|ASE LEVEL III - this is not a small dungeon
That said, I can say the following about ASE II without losing any claim to objectivity. It's good just like ASE I which it is a faithful companion volume to. Now, ASE II is basically just dungeon levels - though there's a few additional classes, which are fun: Moktar (I've tested the Moktar - a Barbarian analogue that works well enough), Insect Man (an anti-undead killing machine - a paladin of sorts?), Scientist (a magic user type with fixed powers, a sorcerer?), and Robot (most like a monk - looks great to play). There are also a few tables that give a feel for Denethix, but really the book is about the dungeon and assumes that most of the time the party will be skulking through its strange halls.
Strange Halls indeed - two big mega-dungeon levels full - stuffed full of amusingly deadly stuff and taking a party up to level 4 or 5. The over-world recedes in this book, perhaps due to the overwhelming demand for more dungeon from ASE fans.
Notable, and consistent with why I feel ASE is a high quality product, these levels both make sense in a Gygaxian naturalism way, and also manage to contain the bizarre, deadly and absolutely fascinating traps/puzzles that ASE should be known for. The entire third level has a large puzzle, there are numerous strange objects to toy with, and every trap or trick is both fairly novel and at the same time extremely well designed.
Mostly though I will say that ASE II, once you strip away the murderous troglodyte clown men, their circus of evil, the necromantic midgets, the cursed cheeseburgers and the well dressed wight lord - has what a megadungeon should. The skeleton of the place is sound. There are reasonable and functional factions, an interplay between level, puzzles, varied environments, novel treasures, novel traps, novel monsters, a slowly revealed mysterious history and time pressures that push exploration. It's dangerous but not boringly lethal, and deaths won't often seem arbitrary (Wait you decided to mess with the electrical jar and its metal frame?).

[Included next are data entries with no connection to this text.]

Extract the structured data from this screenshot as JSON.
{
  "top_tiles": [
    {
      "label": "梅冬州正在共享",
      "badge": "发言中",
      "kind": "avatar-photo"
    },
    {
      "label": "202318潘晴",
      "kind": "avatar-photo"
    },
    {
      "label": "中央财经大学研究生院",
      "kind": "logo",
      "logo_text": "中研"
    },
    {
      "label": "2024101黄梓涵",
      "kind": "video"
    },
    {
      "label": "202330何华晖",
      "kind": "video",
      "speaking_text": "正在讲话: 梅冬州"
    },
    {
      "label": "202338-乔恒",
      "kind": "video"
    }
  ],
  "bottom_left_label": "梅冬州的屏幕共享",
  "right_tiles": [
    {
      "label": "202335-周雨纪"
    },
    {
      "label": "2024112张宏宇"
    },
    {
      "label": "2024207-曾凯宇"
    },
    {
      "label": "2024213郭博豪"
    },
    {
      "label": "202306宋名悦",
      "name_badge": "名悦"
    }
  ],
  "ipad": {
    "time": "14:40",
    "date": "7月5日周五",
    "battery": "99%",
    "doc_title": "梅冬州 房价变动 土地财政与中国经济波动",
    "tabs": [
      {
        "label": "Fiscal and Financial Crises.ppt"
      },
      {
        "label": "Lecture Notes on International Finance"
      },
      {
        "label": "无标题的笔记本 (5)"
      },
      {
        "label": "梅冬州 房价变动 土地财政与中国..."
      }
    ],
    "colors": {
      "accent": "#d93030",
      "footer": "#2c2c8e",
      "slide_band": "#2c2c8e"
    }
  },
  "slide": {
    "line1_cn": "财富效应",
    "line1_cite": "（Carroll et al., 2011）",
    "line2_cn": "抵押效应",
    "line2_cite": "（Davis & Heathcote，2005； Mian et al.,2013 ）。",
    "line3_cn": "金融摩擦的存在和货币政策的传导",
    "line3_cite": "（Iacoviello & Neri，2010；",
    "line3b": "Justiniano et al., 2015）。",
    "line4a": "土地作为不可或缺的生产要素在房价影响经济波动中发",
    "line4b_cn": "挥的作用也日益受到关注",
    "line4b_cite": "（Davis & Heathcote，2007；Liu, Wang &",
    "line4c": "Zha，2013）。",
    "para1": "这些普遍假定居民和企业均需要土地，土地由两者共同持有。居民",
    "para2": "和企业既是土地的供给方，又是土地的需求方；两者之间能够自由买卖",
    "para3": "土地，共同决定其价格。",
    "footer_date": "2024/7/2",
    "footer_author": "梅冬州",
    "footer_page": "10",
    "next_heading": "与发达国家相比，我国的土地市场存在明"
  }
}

Another example of excellent dungeon design is the way ASE II handles dungeon timing. The Subsurface Environment broadcasts its existence to the world when its gates are first open with klaxons and search lights. Given this introduction, its obvious that other forces will enter the dungeon seeking wealth besides the players. ASE II takes this into account very explicitly, providing several NPC parties (humorous and sensible for the world) and notes on how to run them/their motivations. In addition to the danger of rival parties (some suspicious but neutral and others sinister and cruel) there is the danger of "wizards" (megalomaniacs wielding fragments of super science) who have been attracted to the dungeon in search of power. At the beginning of each level ASE II proposes likely changes (the reaction of the local military, the transformation of the nearest sleepy village into a boom town) that make sense and give hints about the lower levels. These changes and NPC plunderers all provide the GM ways to push the party into exploration - a problem with megadungeons, as players are surprisingly risk adverse (especially in deadly games) and will loiter around the entrance stealing the copper pieces for a surprisingly long time.
ASE II feels sufficiently harder than ASE I - mostly because the enemies are more intelligent and dynamic,capable of reacting to PC intrusion in an organized way. The various factions also manage to be unique and have different strengths and weaknesses - as well as having a distinct feel. Even the troglodytes in thier fungus spire manage to feel novel, despite being a standard D&D monster.
As a practical matter the writing is clear, effective and simple, the layout not especially unique, but useful and familiar. The art is similar to what's on this blog, with some better pieces by other artists. That is to say, its of a style that apes the amateur art of early D&D products. There are a great many idea within though, wonderful ideas - and this is what ASE II really provides, a new and unique way of re-contextualizing the dungeon crawl.
Anyway go buy it if you want a gonzo (though deadly serious for play purposes and not overpowered) mega-dungeon, or simply to see how a dungeon should be written. Here at Lulu.
As an aside - I played in a playtest of Zak Smith's new Alice book (a terror raid on the Red King's castle) which was a lot of fun - I used the PC posted yesterday, described aptly by the party's Elf as a "Sadistic Pinocchio". Said Elf was the only fatality and we didn't get far into the castle, but it was a lot of fun, and has all the promise of Mr. Smith's earlier work, though a bit more dark whimsical because of the fairy tale aspects. A project worth watching to be sure.